Baseball, he starts, is an early twentieth century enthusiasm of white males, mostly attached to the Eastern states; it does not transfer well to the West. America is little interested in it anymore.

Swung on and missed!

Wolf nods, announcing he’ll be at the Redskins’ game as the Angels and Giants battle out Game Seven.

Can anything be more ludicrous? Here’s the otherwise sensible Caldwell trying to preserve baseball the sport in Cooperstown amber. Out on the Coast, where the old white man’s game doesn’t transfer well, everyone is positively electrified.

Maybe that’s because we’re not all white guys, either playing or spectating. In fact, we haven’t been since the 1940s, which — better period that it undoubtedly was, America being at its peak and all — might be where Christopher’s mind remains.

True, you cannot raise your hand and swear anymore that baseball holds on as the “national pastime.” The professional gridiron and even NASCAR have eclipsed it in attendance and TV viewership. But it has become a universal pastime, Americanizing the world faster than Al Qaeda can terrorize it.

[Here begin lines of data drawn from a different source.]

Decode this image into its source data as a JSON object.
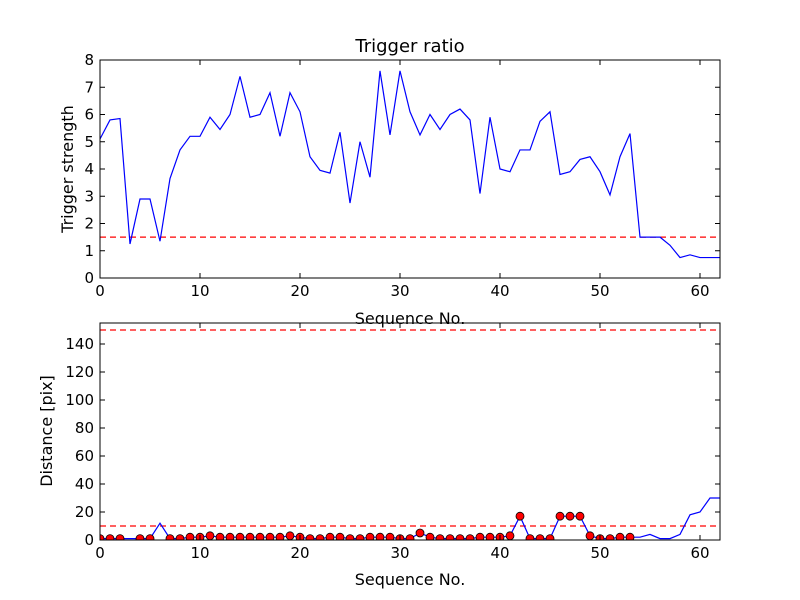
{
  "chart_data": [
    {
      "type": "line",
      "title": "Trigger ratio",
      "xlabel": "Sequence No.",
      "ylabel": "Trigger strength",
      "xlim": [
        0,
        62
      ],
      "ylim": [
        0,
        8
      ],
      "xticks": [
        0,
        10,
        20,
        30,
        40,
        50,
        60
      ],
      "yticks": [
        0,
        1,
        2,
        3,
        4,
        5,
        6,
        7,
        8
      ],
      "grid": false,
      "threshold": 1.5,
      "series": [
        {
          "color": "#0000ff",
          "x": [
            0,
            1,
            2,
            3,
            4,
            5,
            6,
            7,
            8,
            9,
            10,
            11,
            12,
            13,
            14,
            15,
            16,
            17,
            18,
            19,
            20,
            21,
            22,
            23,
            24,
            25,
            26,
            27,
            28,
            29,
            30,
            31,
            32,
            33,
            34,
            35,
            36,
            37,
            38,
            39,
            40,
            41,
            42,
            43,
            44,
            45,
            46,
            47,
            48,
            49,
            50,
            51,
            52,
            53,
            54,
            55,
            56,
            57,
            58,
            59,
            60,
            61,
            62
          ],
          "values": [
            5.1,
            5.8,
            5.85,
            1.25,
            2.9,
            2.9,
            1.35,
            3.65,
            4.7,
            5.2,
            5.2,
            5.9,
            5.45,
            6.0,
            7.4,
            5.9,
            6.0,
            6.8,
            5.2,
            6.8,
            6.1,
            4.45,
            3.95,
            3.85,
            5.35,
            2.75,
            5.0,
            3.7,
            7.6,
            5.25,
            7.6,
            6.1,
            5.25,
            6.0,
            5.45,
            6.0,
            6.2,
            5.8,
            3.1,
            5.9,
            4.0,
            3.9,
            4.7,
            4.7,
            5.75,
            6.1,
            3.8,
            3.9,
            4.35,
            4.45,
            3.9,
            3.05,
            4.45,
            5.3,
            1.5,
            1.5,
            1.5,
            1.2,
            0.75,
            0.85,
            0.75,
            0.75,
            0.75
          ]
        }
      ],
      "threshold_color": "#ff0000"
    },
    {
      "type": "line",
      "title": "",
      "xlabel": "Sequence No.",
      "ylabel": "Distance [pix]",
      "xlim": [
        0,
        62
      ],
      "ylim": [
        0,
        155
      ],
      "xticks": [
        0,
        10,
        20,
        30,
        40,
        50,
        60
      ],
      "yticks": [
        0,
        20,
        40,
        60,
        80,
        100,
        120,
        140
      ],
      "grid": false,
      "thresholds": [
        10,
        150
      ],
      "series": [
        {
          "color": "#0000ff",
          "x": [
            0,
            1,
            2,
            3,
            4,
            5,
            6,
            7,
            8,
            9,
            10,
            11,
            12,
            13,
            14,
            15,
            16,
            17,
            18,
            19,
            20,
            21,
            22,
            23,
            24,
            25,
            26,
            27,
            28,
            29,
            30,
            31,
            32,
            33,
            34,
            35,
            36,
            37,
            38,
            39,
            40,
            41,
            42,
            43,
            44,
            45,
            46,
            47,
            48,
            49,
            50,
            51,
            52,
            53,
            54,
            55,
            56,
            57,
            58,
            59,
            60,
            61,
            62
          ],
          "values": [
            1,
            1,
            1,
            1,
            1,
            1,
            12,
            1,
            1,
            2,
            2,
            3,
            2,
            2,
            2,
            2,
            2,
            2,
            2,
            3,
            2,
            1,
            1,
            2,
            2,
            1,
            1,
            2,
            2,
            2,
            1,
            1,
            5,
            2,
            1,
            1,
            1,
            1,
            2,
            2,
            2,
            3,
            17,
            1,
            1,
            1,
            17,
            17,
            17,
            3,
            1,
            1,
            2,
            2,
            2,
            4,
            1,
            1,
            4,
            18,
            20,
            30,
            30
          ]
        },
        {
          "name": "",
          "color": "#ff0000",
          "marker": "circle",
          "x": [
            0,
            1,
            2,
            4,
            5,
            7,
            8,
            9,
            10,
            11,
            12,
            13,
            14,
            15,
            16,
            17,
            18,
            19,
            20,
            21,
            22,
            23,
            24,
            25,
            26,
            27,
            28,
            29,
            30,
            31,
            32,
            33,
            34,
            35,
            36,
            37,
            38,
            39,
            40,
            41,
            42,
            43,
            44,
            45,
            46,
            47,
            48,
            49,
            50,
            51,
            52,
            53
          ],
          "values": [
            1,
            1,
            1,
            1,
            1,
            1,
            1,
            2,
            2,
            3,
            2,
            2,
            2,
            2,
            2,
            2,
            2,
            3,
            2,
            1,
            1,
            2,
            2,
            1,
            1,
            2,
            2,
            2,
            1,
            1,
            5,
            2,
            1,
            1,
            1,
            1,
            2,
            2,
            2,
            3,
            17,
            1,
            1,
            1,
            17,
            17,
            17,
            3,
            1,
            1,
            2,
            2
          ]
        }
      ],
      "threshold_color": "#ff0000"
    }
  ]
}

In much the same way, what we once called the Third World now finds itself evangelized by charismatic Christians. Followers proliferate throughout the southern hemisphere faster than radical Islamists spread through Central Asia. Africa now sends missionaries to us, trying to goose our tired clergy into finding something, gasp, Christ-like to say.

The comparison is apt. Not that baseball has taken over the worldwide appeal of soccer, which for a few weeks each year grips hooligans from Thailand to Greece. But its fandom might just be growing faster. What Caldwell and Blitzer’s other guests miss is that televisions from the Dominican Republic to Cape Horn are tuned into the World Series. And every shinbun in Nippon puts color pics on its front page.

That’s because so many of these swarthy sovereignties have sent players to our games. And, in off-seasons, why we send so many Yankees — strike that, American players — over there. As Angel catcher Benjie Molina was making himself a hero in Game Seven, his father was being honored as Puerto Rican amateur player of the year. Shortstop David Eckstein, than whom no baseball player plays with more intensity, already is packing his champagne-soaked duds for his season in Tokyo.

Overseas they love baseball because, precisely, it is American. Even when Fidel Castro used to put on a baseball uniform and pitch a few innings, at the height of the Cold War, you knew he was perversely sending a valentine to the U.S. Baseball does trump politics, which is why we Orange Countians allow Gov. Gray Davis to sit in an Edison Field suite and cheer our team.

As you read this, Troy, Tim, Darin, Scott, Garret, Adam and the boys will be parading through a sea of red from the Arrowhead Pond, home of Disney’s other team, the Mighty Ducks, back to the Big A (I can’t bring myself to call it “the Big Ed,” in protest of the Edison Company’s complicity in Davis’s energy crisis). Manager Mike Scioscia, who made the joy of the game the team’s winning X factor, will make modest bows, and Jackie Autry will invoke the spirit of Gene.

Angel lovers, draped in red, wielding their thunder sticks and bouncing their rally monkeys, will send back to eastern eggheads the message that “bowling alone” is passé. We are still a nation of community, and advance. And victory.

Their Halos fought back amazingly against the Giants, a Caldwellian-era team brought to the West by Horace Stoneham, a great American ball club consigned by the expansion Angels to Jurassic status. Their motto: “Never say ‘die.'”

You may be thinking of Wellstone and Mondale. I’m thinking of Disney magic, another great American export. I’m thinking of how in these very precincts, in Anaheim backyards three and a half decades ago, we gave Ronald Reagan his political launch. (I’m also thinking of how, not two decades ago, in Washington, some of Reagan’s most fervent admirers pretended he didn’t come from California.)

Pardon me while I bask in another triumph in, and for, the West. Coming back from sure defeat as they did in Game Six, and again in Game Seven, the Angels were nothing less than Churchillian.